Combat avec la figure

Claude Lorent Publié le - Mis à jour le

Arts et Expos

Il est assurément l'un des monstres sacrés de la peinture du XXe siècle, l'un des ténors à la voix puissante. Américain, mais Hollandais d'origine, formé pendant deux ans en Belgique, Willem de Kooning (1904 - 1997) n'a cessé de mener un combat interne à sa peinture entre la figuration et l'abstraction. La double influence, européenne et américaine, a sans nul doute créé une tension qui l'a conduit à concentrer son énergie plutôt qu'à poursuivre en deux voies, l'une abstraite, l'autre figurative.

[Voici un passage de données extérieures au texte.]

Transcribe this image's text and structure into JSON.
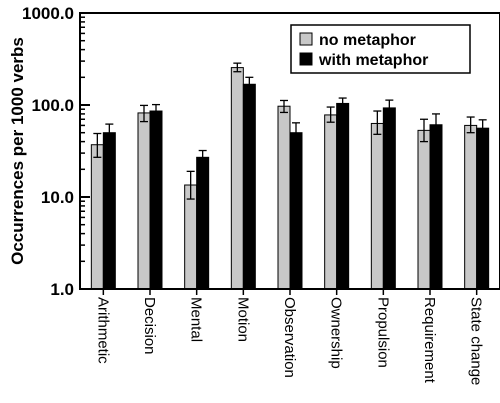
{
  "chart_data": {
    "type": "bar",
    "scale": "log",
    "title": "",
    "xlabel": "",
    "ylabel": "Occurrences per 1000 verbs",
    "ylim": [
      1.0,
      1000.0
    ],
    "yticks": [
      1.0,
      10.0,
      100.0,
      1000.0
    ],
    "ytick_labels": [
      "1.0",
      "10.0",
      "100.0",
      "1000.0"
    ],
    "grid": false,
    "legend_position": "top-right",
    "categories": [
      "Arithmetic",
      "Decision",
      "Mental",
      "Motion",
      "Observation",
      "Ownership",
      "Propulsion",
      "Requirement",
      "State change"
    ],
    "series": [
      {
        "name": "no metaphor",
        "color": "#c8c8c8",
        "values": [
          37,
          82,
          13.5,
          255,
          97,
          78,
          63,
          53,
          60
        ],
        "error_low": [
          27,
          66,
          9.5,
          230,
          83,
          65,
          48,
          40,
          50
        ],
        "error_high": [
          49,
          99,
          19,
          285,
          112,
          95,
          86,
          70,
          74
        ]
      },
      {
        "name": "with metaphor",
        "color": "#000000",
        "values": [
          50,
          86,
          27,
          168,
          50,
          104,
          93,
          61,
          56
        ],
        "error_low": [
          41,
          72,
          23,
          140,
          38,
          92,
          75,
          47,
          46
        ],
        "error_high": [
          62,
          101,
          32,
          200,
          64,
          119,
          113,
          80,
          69
        ]
      }
    ]
  }
}
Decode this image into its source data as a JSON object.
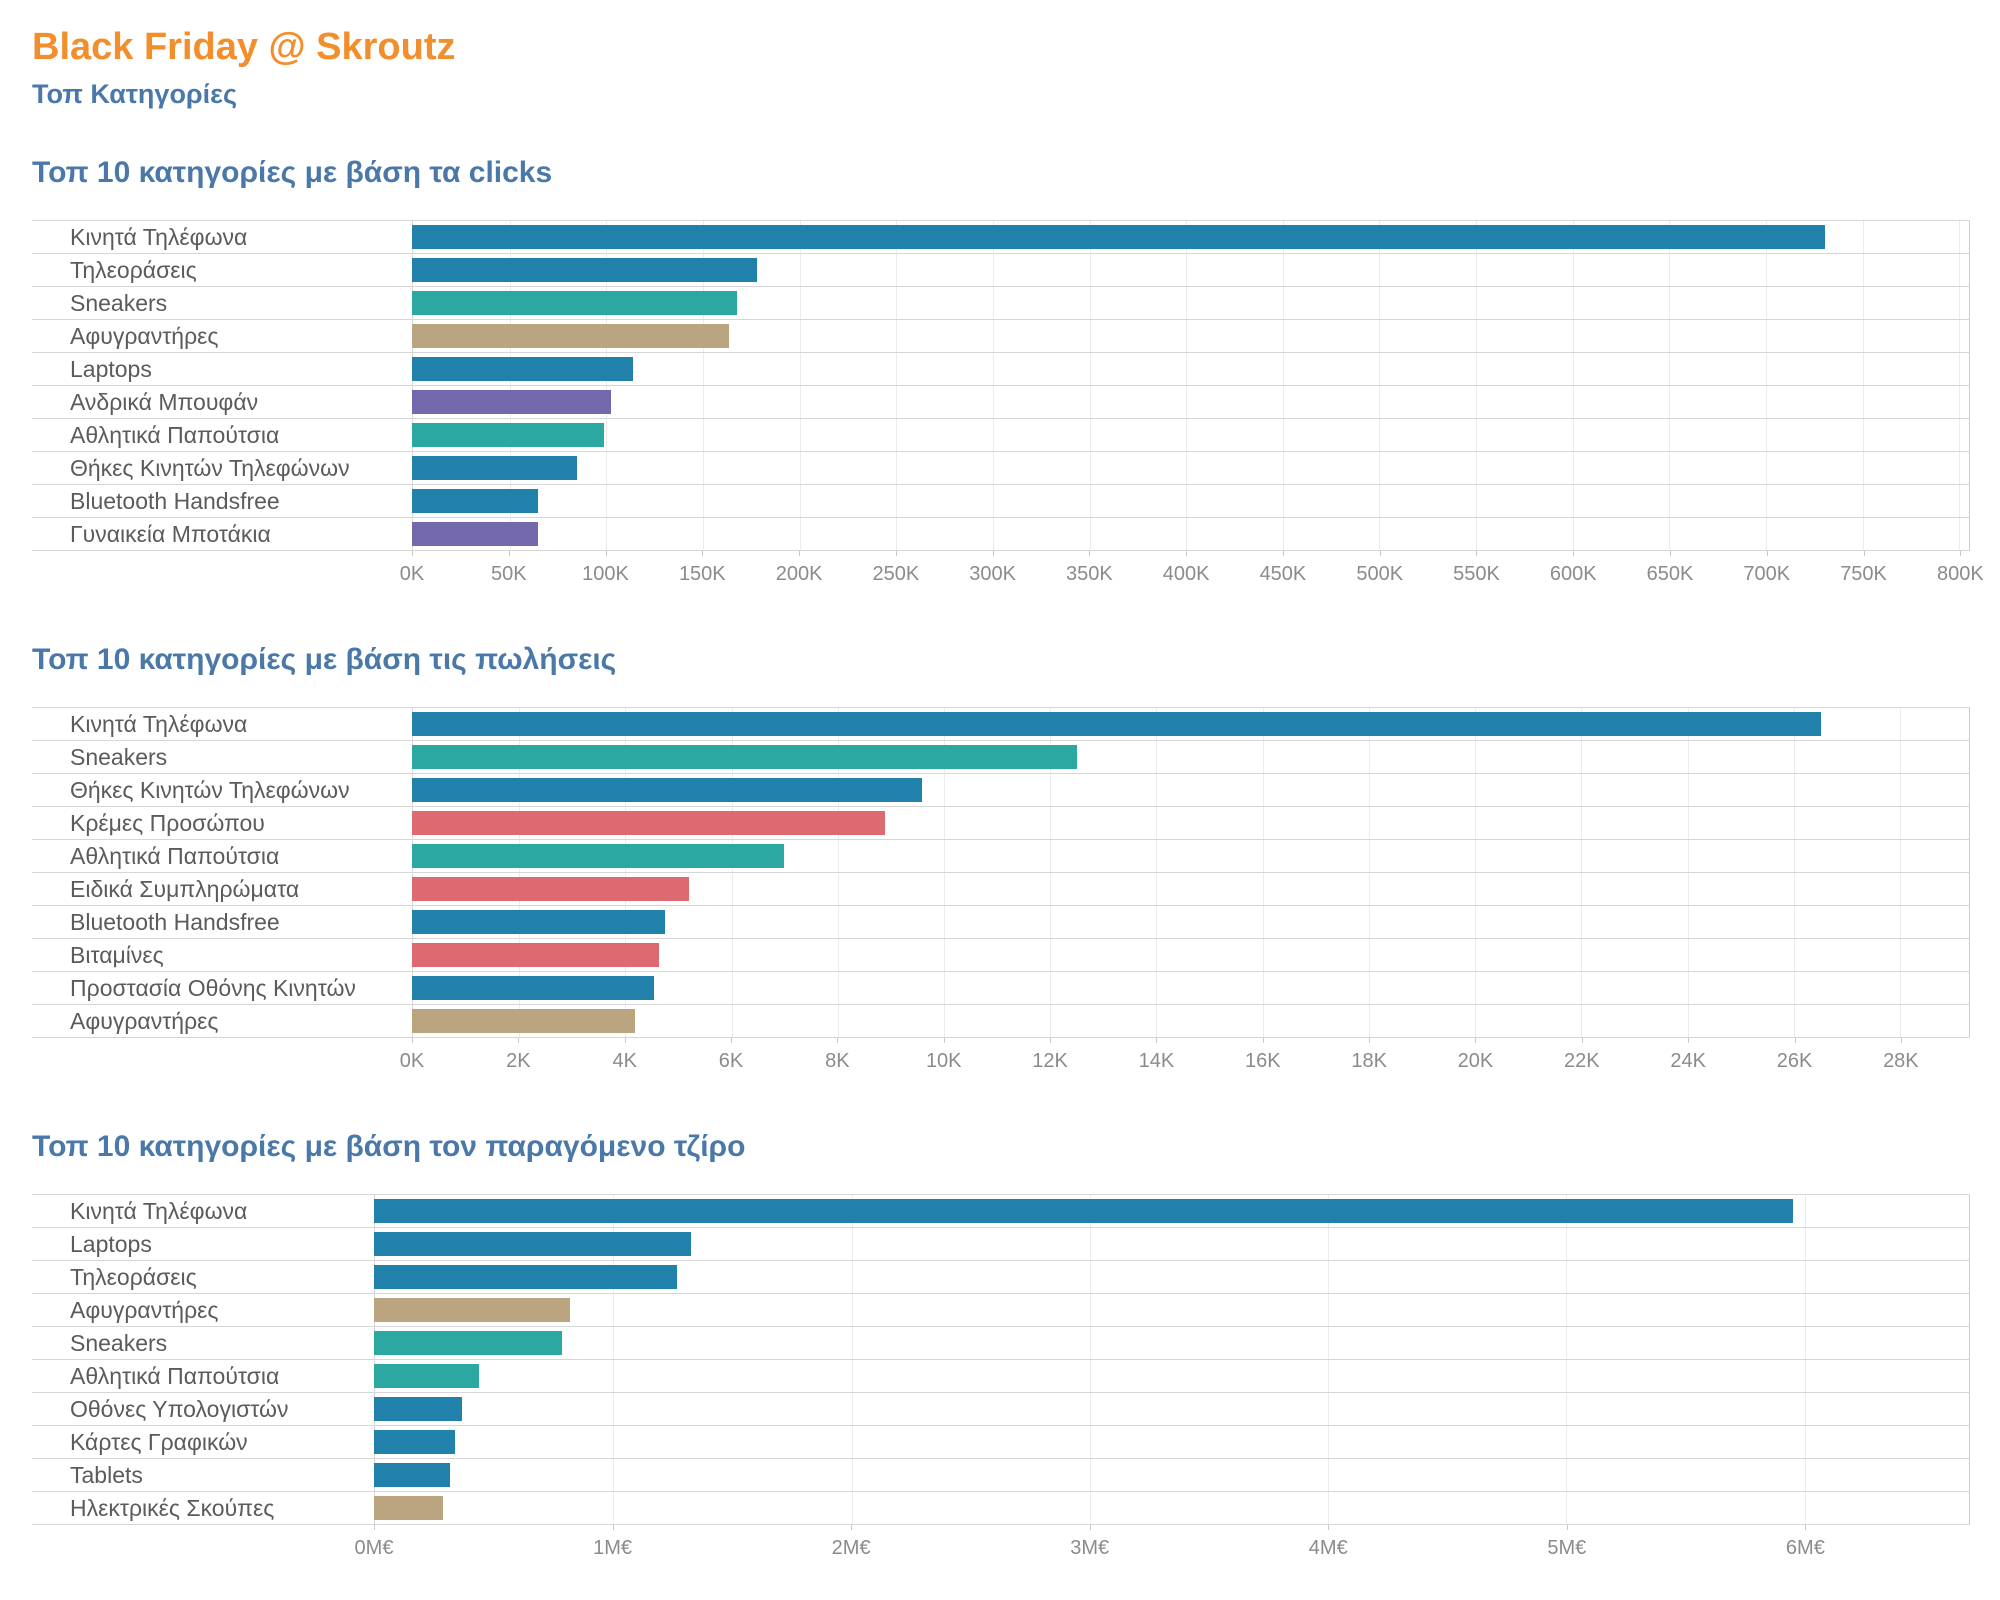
{
  "page": {
    "title": "Black Friday @ Skroutz",
    "subtitle": "Τοπ Κατηγορίες",
    "title_color": "#f28e2b",
    "heading_color": "#4a78a8"
  },
  "palette": {
    "blue": "#2181ab",
    "teal": "#2ba8a2",
    "tan": "#bba480",
    "purple": "#7468ac",
    "red": "#dc6a70"
  },
  "chart_data": [
    {
      "type": "bar",
      "orientation": "horizontal",
      "title": "Τοπ 10 κατηγορίες με βάση τα clicks",
      "xlabel": "",
      "ylabel": "",
      "grid": true,
      "legend": false,
      "categories": [
        "Κινητά Τηλέφωνα",
        "Τηλεοράσεις",
        "Sneakers",
        "Αφυγραντήρες",
        "Laptops",
        "Ανδρικά Μπουφάν",
        "Αθλητικά Παπούτσια",
        "Θήκες Κινητών Τηλεφώνων",
        "Bluetooth Handsfree",
        "Γυναικεία Μποτάκια"
      ],
      "values": [
        730000,
        178000,
        168000,
        164000,
        114000,
        103000,
        99000,
        85000,
        65000,
        65000
      ],
      "colors": [
        "blue",
        "blue",
        "teal",
        "tan",
        "blue",
        "purple",
        "teal",
        "blue",
        "blue",
        "purple"
      ],
      "tick_values": [
        0,
        50000,
        100000,
        150000,
        200000,
        250000,
        300000,
        350000,
        400000,
        450000,
        500000,
        550000,
        600000,
        650000,
        700000,
        750000,
        800000
      ],
      "tick_labels": [
        "0K",
        "50K",
        "100K",
        "150K",
        "200K",
        "250K",
        "300K",
        "350K",
        "400K",
        "450K",
        "500K",
        "550K",
        "600K",
        "650K",
        "700K",
        "750K",
        "800K"
      ],
      "xlim": [
        0,
        805000
      ],
      "label_col": 380
    },
    {
      "type": "bar",
      "orientation": "horizontal",
      "title": "Τοπ 10 κατηγορίες με βάση τις πωλήσεις",
      "xlabel": "",
      "ylabel": "",
      "grid": true,
      "legend": false,
      "categories": [
        "Κινητά Τηλέφωνα",
        "Sneakers",
        "Θήκες Κινητών Τηλεφώνων",
        "Κρέμες Προσώπου",
        "Αθλητικά Παπούτσια",
        "Ειδικά Συμπληρώματα",
        "Bluetooth Handsfree",
        "Βιταμίνες",
        "Προστασία Οθόνης Κινητών",
        "Αφυγραντήρες"
      ],
      "values": [
        26500,
        12500,
        9600,
        8900,
        7000,
        5200,
        4750,
        4650,
        4550,
        4200
      ],
      "colors": [
        "blue",
        "teal",
        "blue",
        "red",
        "teal",
        "red",
        "blue",
        "red",
        "blue",
        "tan"
      ],
      "tick_values": [
        0,
        2000,
        4000,
        6000,
        8000,
        10000,
        12000,
        14000,
        16000,
        18000,
        20000,
        22000,
        24000,
        26000,
        28000
      ],
      "tick_labels": [
        "0K",
        "2K",
        "4K",
        "6K",
        "8K",
        "10K",
        "12K",
        "14K",
        "16K",
        "18K",
        "20K",
        "22K",
        "24K",
        "26K",
        "28K"
      ],
      "xlim": [
        0,
        29300
      ],
      "label_col": 380
    },
    {
      "type": "bar",
      "orientation": "horizontal",
      "title": "Τοπ 10 κατηγορίες με βάση τον παραγόμενο τζίρο",
      "xlabel": "",
      "ylabel": "",
      "grid": true,
      "legend": false,
      "categories": [
        "Κινητά Τηλέφωνα",
        "Laptops",
        "Τηλεοράσεις",
        "Αφυγραντήρες",
        "Sneakers",
        "Αθλητικά Παπούτσια",
        "Οθόνες Υπολογιστών",
        "Κάρτες Γραφικών",
        "Tablets",
        "Ηλεκτρικές Σκούπες"
      ],
      "values": [
        5950000,
        1330000,
        1270000,
        820000,
        790000,
        440000,
        370000,
        340000,
        320000,
        290000
      ],
      "colors": [
        "blue",
        "blue",
        "blue",
        "tan",
        "teal",
        "teal",
        "blue",
        "blue",
        "blue",
        "tan"
      ],
      "tick_values": [
        0,
        1000000,
        2000000,
        3000000,
        4000000,
        5000000,
        6000000
      ],
      "tick_labels": [
        "0M€",
        "1M€",
        "2M€",
        "3M€",
        "4M€",
        "5M€",
        "6M€"
      ],
      "xlim": [
        0,
        6690000
      ],
      "label_col": 342
    }
  ]
}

Le choc de cette rencontre décidée a débouché sur une peinture conflictuelle toujours en équilibre précaire, et à la recherche d'une fusion en évitant le compromis. Ainsi, il a atteint un degré d'expressivité difficilement comparable dans laquelle création et destruction sont intimement liées.

Par les dessins et les quelques papiers peints, on peut plus aisément trouver la voie d'accès à ses grandes peintures conservées dans les plus prestigieux musées. Leur force, leur puissance, leur imposition sont quasi inégalées.

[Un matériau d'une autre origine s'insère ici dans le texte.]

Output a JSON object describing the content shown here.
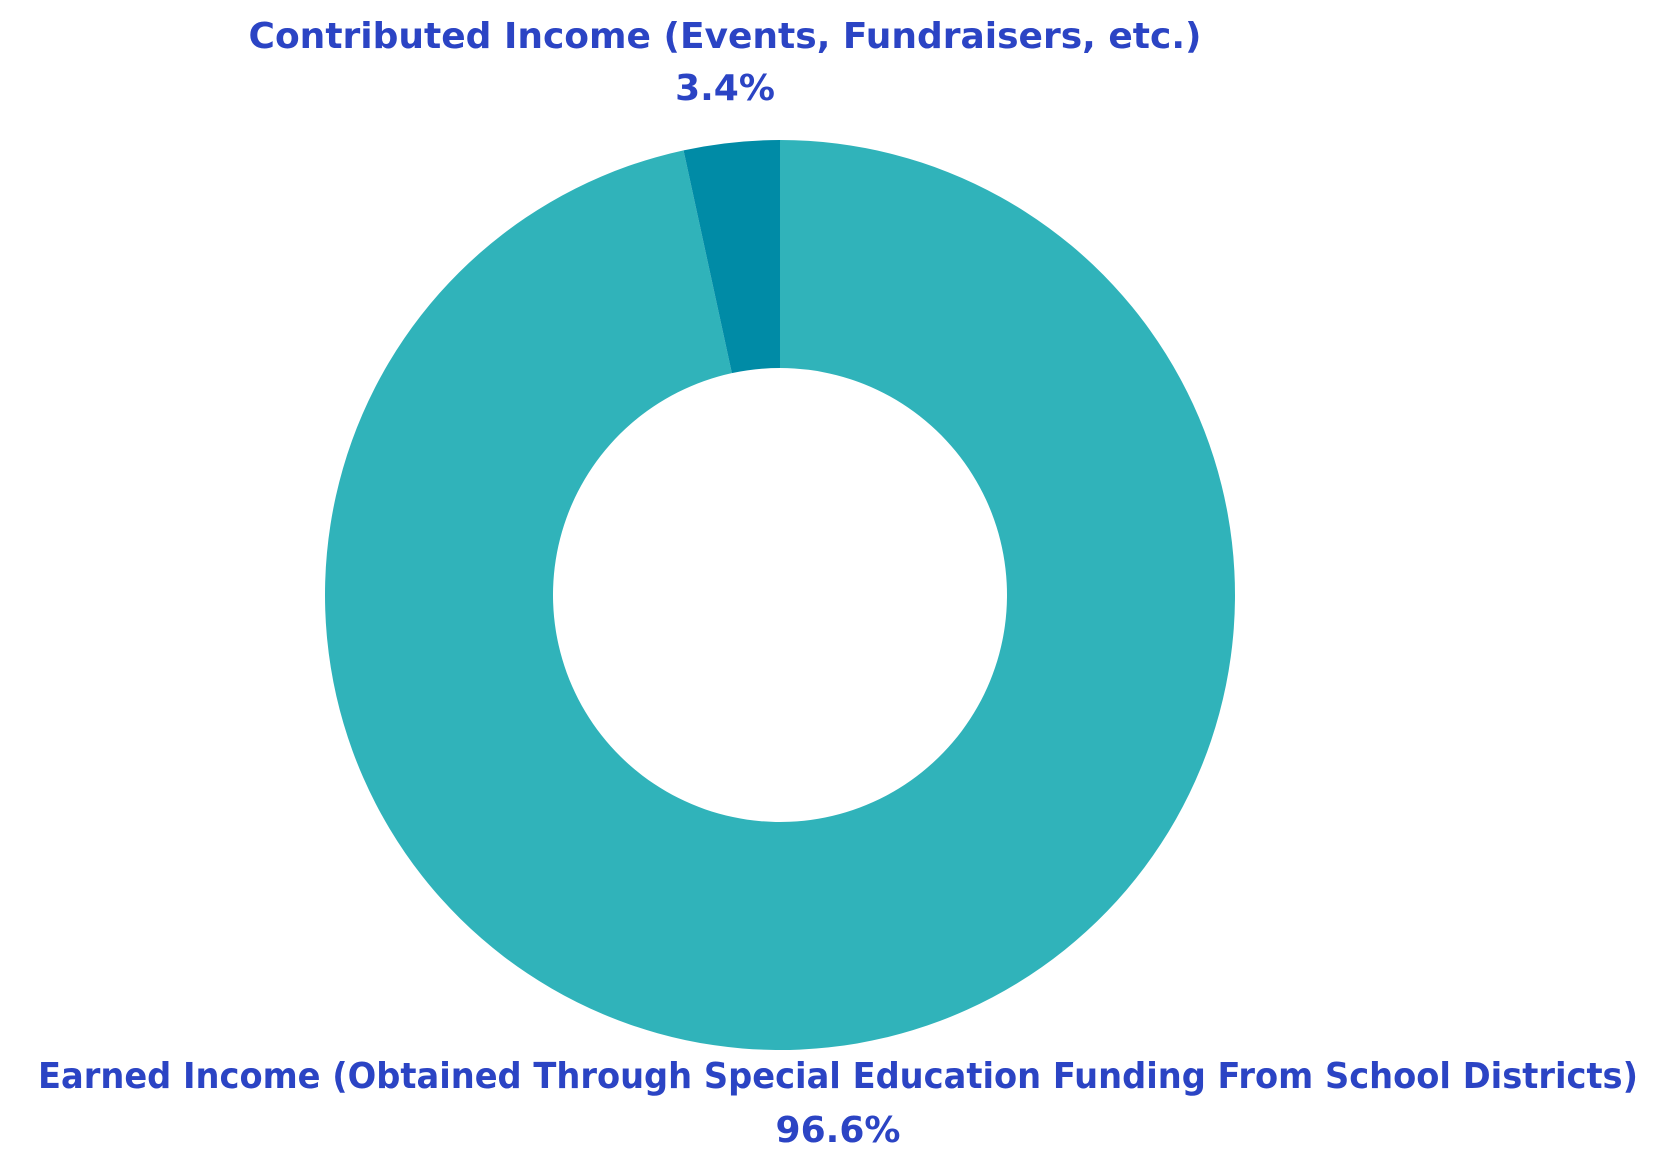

Certains dessins, dont on ignore la date précise, datés 1965-80, comptent parmi les plus parlants : nerveux, presque brouillons, aux traits appuyés par moments, convulsifs et ardents, rageurs même dans une volonté d'aller dans l'image au-delà d'elle-même, et laissent un moment poindre une figure déformée, une esquisse aussitôt contrecarrée.

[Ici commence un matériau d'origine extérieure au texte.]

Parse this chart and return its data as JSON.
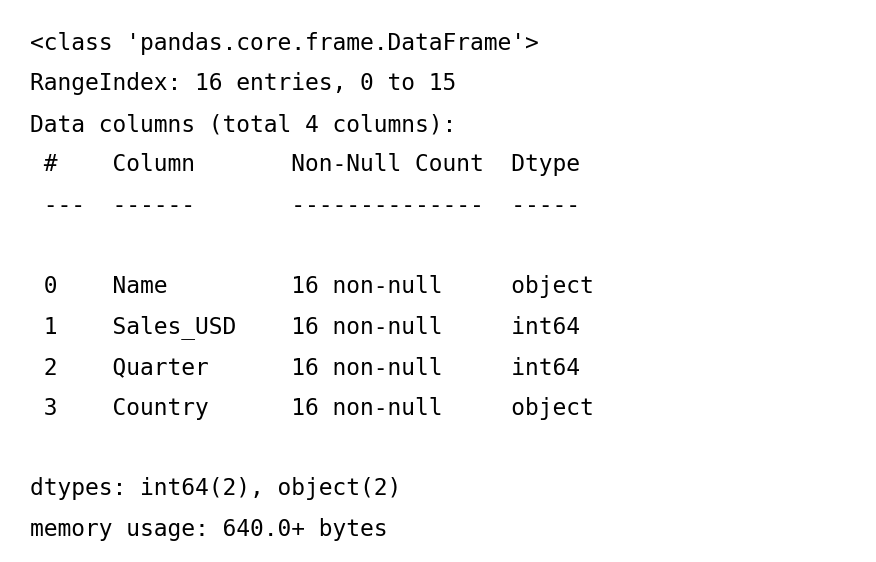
{
  "background_color": "#ffffff",
  "text_color": "#000000",
  "font_family": "monospace",
  "font_size": 16.5,
  "lines": [
    "<class 'pandas.core.frame.DataFrame'>",
    "RangeIndex: 16 entries, 0 to 15",
    "Data columns (total 4 columns):",
    " #    Column       Non-Null Count  Dtype",
    " ---  ------       --------------  -----",
    "",
    " 0    Name         16 non-null     object",
    " 1    Sales_USD    16 non-null     int64",
    " 2    Quarter      16 non-null     int64",
    " 3    Country      16 non-null     object",
    "",
    "dtypes: int64(2), object(2)",
    "memory usage: 640.0+ bytes"
  ],
  "figsize": [
    8.76,
    5.62
  ],
  "dpi": 100
}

Par ailleurs, on le voit cadrant ce dessin, pour le contenir, pour éviter les débordements, car la concentration est essentielle. Ailleurs encore, des personnages surgissent plus calmes, un peu comme pour reprendre souffle et repartir et aller parfois, dans des encres plus légères, jusqu'à l'abstraction.

Si le dessin impose la structure sous-jacente à la peinture, cette dernière va s'employer à mettre à mal ce que le crayon a déjà très largement malmené. Dans les papiers, la cohabitation est parfaitement visible, et il est fréquent, en ces travaux d'approche, qu'il partage la présence comme pour mieux vivre l'interaction : la ligne qui surgit architecture, ce que les coups de brosse tentent d'effacer tout en maintenant une sorte d'instinct de conservation face à l'humain. Dionysiaque.